What do electoral law, social media, climate change and safe work have in common?
All are prioritized by the Labor government for reform – and all are areas where democratic reform is necessary. In fact, the links between these four priorities provide a unique opportunity for change.
misinformation and manipulation
The speed, targeting and anonymity of digital media has given steroids to the age-old problem of political lies. Propaganda is engulfing democracies around the world – and Australia is no exception.
How to deal with “cheating” [that is] Degrading Our Democracy” Labor’s National Forum commits the government to presenting the truth in political advertising laws. Recently reiterated by Minister of State for Special Dawn Farrell, this pledge should be welcomed. While the truth in political advertising laws must be carefully crafted, there is undoubtedly a need for measures to protect the information environment in which Australian democracy operates.
In fact, the focus of reform should extend to other forms of political manipulation enabled by “big data”. It must contend with the threats to democracy and political autonomy posed by “surveillance capitalism”, including micro-targeting and the “architecture of choice” created by large tech companies. These instruments have fuel (chamber polarization resonate and put a premium on emotional appeal.
A key priority here, which coincides with the government’s data transparency initiative, is “radical transparency”. The second is the coverage of digital propaganda under political finance laws, to which we will return.
money in politics
Labor’s National Forum commits government
To reduce the disproportionate influence of vested interests in the democratic process [including] Through the introduction of spending caps.

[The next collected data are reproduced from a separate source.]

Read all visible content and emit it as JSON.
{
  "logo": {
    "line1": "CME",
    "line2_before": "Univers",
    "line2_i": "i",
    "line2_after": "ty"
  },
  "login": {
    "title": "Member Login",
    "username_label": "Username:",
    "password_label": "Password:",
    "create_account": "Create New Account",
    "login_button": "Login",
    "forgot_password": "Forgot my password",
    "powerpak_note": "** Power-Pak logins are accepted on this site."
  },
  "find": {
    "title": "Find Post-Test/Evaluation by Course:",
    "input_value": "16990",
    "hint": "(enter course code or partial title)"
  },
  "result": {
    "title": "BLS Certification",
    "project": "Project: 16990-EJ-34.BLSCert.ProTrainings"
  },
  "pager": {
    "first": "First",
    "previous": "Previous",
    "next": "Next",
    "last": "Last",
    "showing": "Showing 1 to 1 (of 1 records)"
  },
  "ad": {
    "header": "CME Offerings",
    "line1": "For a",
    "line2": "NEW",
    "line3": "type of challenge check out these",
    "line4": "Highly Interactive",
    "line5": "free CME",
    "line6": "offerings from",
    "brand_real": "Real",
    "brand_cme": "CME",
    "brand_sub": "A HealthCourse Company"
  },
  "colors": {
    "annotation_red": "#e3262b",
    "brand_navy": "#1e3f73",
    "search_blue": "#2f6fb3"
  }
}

Not only has the federal government lagged behind domestically and internationally, as a result of laissez-faire regulation. It has also allowed for excessive campaign spending, particularly by Clive Palmer and his United Australia party, which undermines the fairness of elections. Farrell has reaffirmed Labor’s commitment to “overdue campaign finance reform”.

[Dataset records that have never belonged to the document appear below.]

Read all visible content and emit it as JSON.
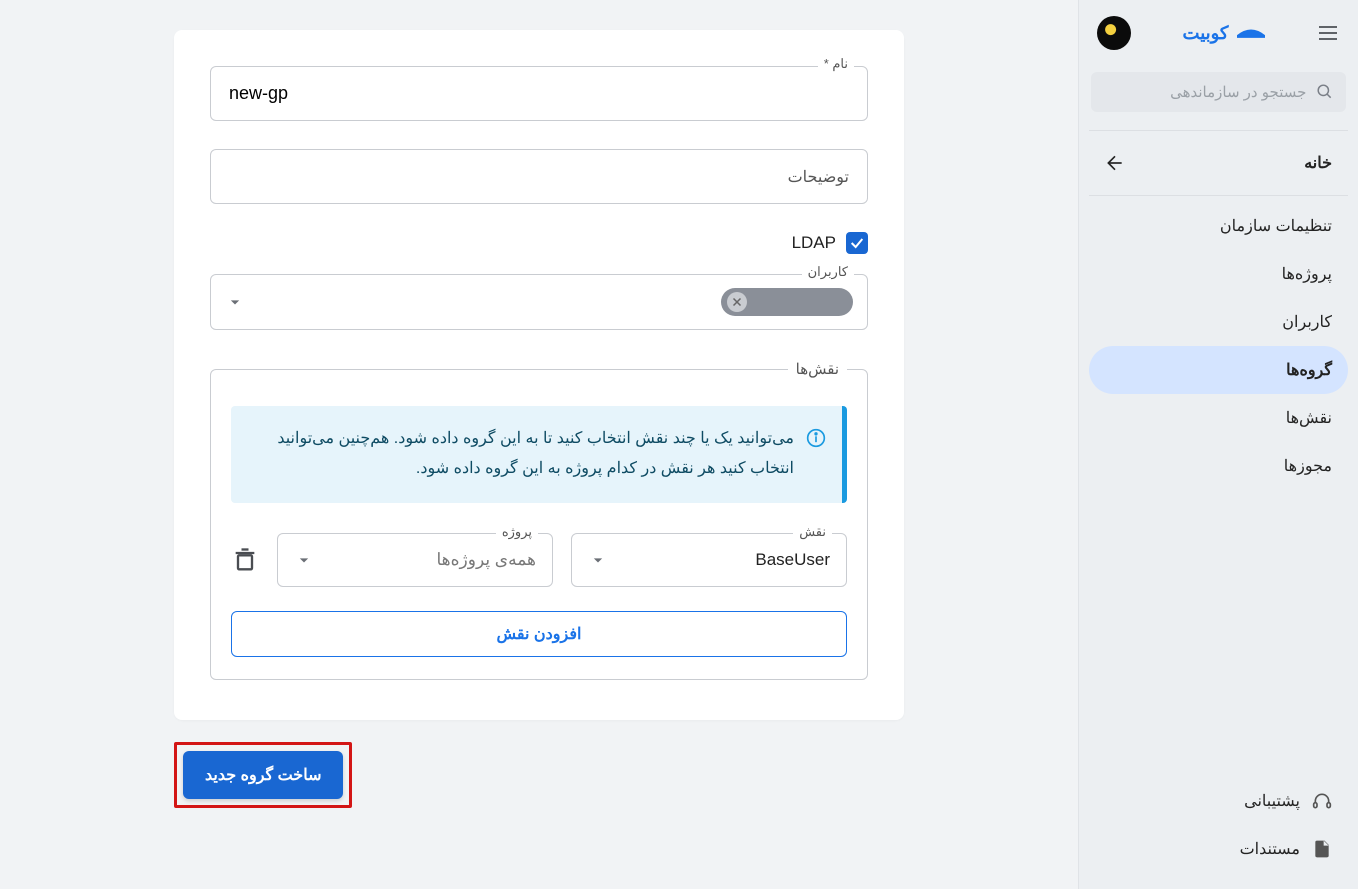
{
  "brand": {
    "name": "کوبیت"
  },
  "search": {
    "placeholder": "جستجو در سازماندهی"
  },
  "nav": {
    "home": "خانه",
    "items": [
      {
        "label": "تنظیمات سازمان"
      },
      {
        "label": "پروژه‌ها"
      },
      {
        "label": "کاربران"
      },
      {
        "label": "گروه‌ها"
      },
      {
        "label": "نقش‌ها"
      },
      {
        "label": "مجوزها"
      }
    ]
  },
  "bottom": {
    "support": "پشتیبانی",
    "docs": "مستندات"
  },
  "form": {
    "name_label": "نام *",
    "name_value": "new-gp",
    "desc_placeholder": "توضیحات",
    "ldap_label": "LDAP",
    "users_label": "کاربران",
    "roles_legend": "نقش‌ها",
    "roles_info": "می‌توانید یک یا چند نقش انتخاب کنید تا به این گروه داده شود. هم‌چنین می‌توانید انتخاب کنید هر نقش در کدام پروژه به این گروه داده شود.",
    "role_label": "نقش",
    "role_value": "BaseUser",
    "project_label": "پروژه",
    "project_placeholder": "همه‌ی پروژه‌ها",
    "add_role": "افزودن نقش",
    "submit": "ساخت گروه جدید"
  }
}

To be effective, the spending limit must include all digital campaigns (including “cyber military” and the gathering and use of data). They should be accompanied by other measures, in particular:
• A real-time donation disclosure system
• Controlling government advertisements in the lead up to the elections
• Stronger regulation of lobbying.
connecting to climate
Democracy and the climate crisis are linked to money. As David Attenborough has pointed out, powerful vested interests are “the most formidable obstacle” to the switch to clean energy. Australia lays out the truth of this observation: Our fossil fuel industries have blocked climate action for decades. And political funding and lobbying is an important part of their arsenal.
Effective political finance regulation has many benefits: it promotes political equality, curbs corruption and enables climate action.
Read more: Australia has a once in a lifetime opportunity to break the fossil fuel grip on our politics
But there is a deep connection between democracy and the climate crisis. The same features lauded as defining qualities of democracy – popular sovereignty, accountability and accountability of elected officials, public debate and deliberation – can hinder climate action.
In a worst-case scenario, democracy – dominated by inexorable and ineffective decisions, short-lived, and slow, cumbersome policy processes – can seem like a fair-weather regime unable to navigate crises, and especially existential crises such as climate change. For some, “democracy is the planet’s worst enemy”.
The climate crisis will require significant democratic innovation to address the shortcomings in the way our democracy operates. Four pillars of reform are central: a democratic planning state; an ethos of solidarity; active multilateralism; Fair and inclusive politics.
But the conversation has barely begun; Taking this forward should be one of the reform priorities of the Labor government.
World of work
The ultimate priority for electoral reform is to make democracy work – literally.
The climate crisis highlights the importance of democratizing work. The Intergovernmental Panel on Climate has stressed that a climate-secure future requires “rapid, far-reaching and unprecedented changes in all aspects of society”. The International Labor Organization has said that the impact of the climate crisis on the world of work would be “similar to an industrial revolution”.
Important here are “a proper transition of” [fossil fuel] workforce and creation of decent work and quality jobs”, as emphasized by the Paris Agreement.
The International Labor Organization has recognized the voice of workers (through trade unions) as an essential element of a just transition. Labor’s policy forum reaffirms the Paris Agreement’s “need only to have a transition plan involving local communities, unions and industry”.
A manifesto signed by more than 6,000 prominent scholars proposes similar action, including “”[d]democratization of firms; dismantling the work; Stop treating humans as resources so that we can focus together on sustaining life on this planet.”
An equitable transition links the Labor government’s climate action to its Safe Work agenda. Voice protection is an important part of labor protection.
Democracy should extend to workplaces. After all, our working life is an important part of our lives.
Read more: Australia’s next government should start talking about an ‘equitable transition’ from coal. start here
The constitution of labor accepts this fact by calling
Application of democracy in industry to increase opportunities for people to work in satisfactory, healthy and humane conditions; and to participate in and exercise control over the decision-making processes affecting them.
Australia’s democracy faces serious challenges – challenges that present an opportunity to fully realize democracy as a system in which “the will of the people shall be the basis of authority in government”.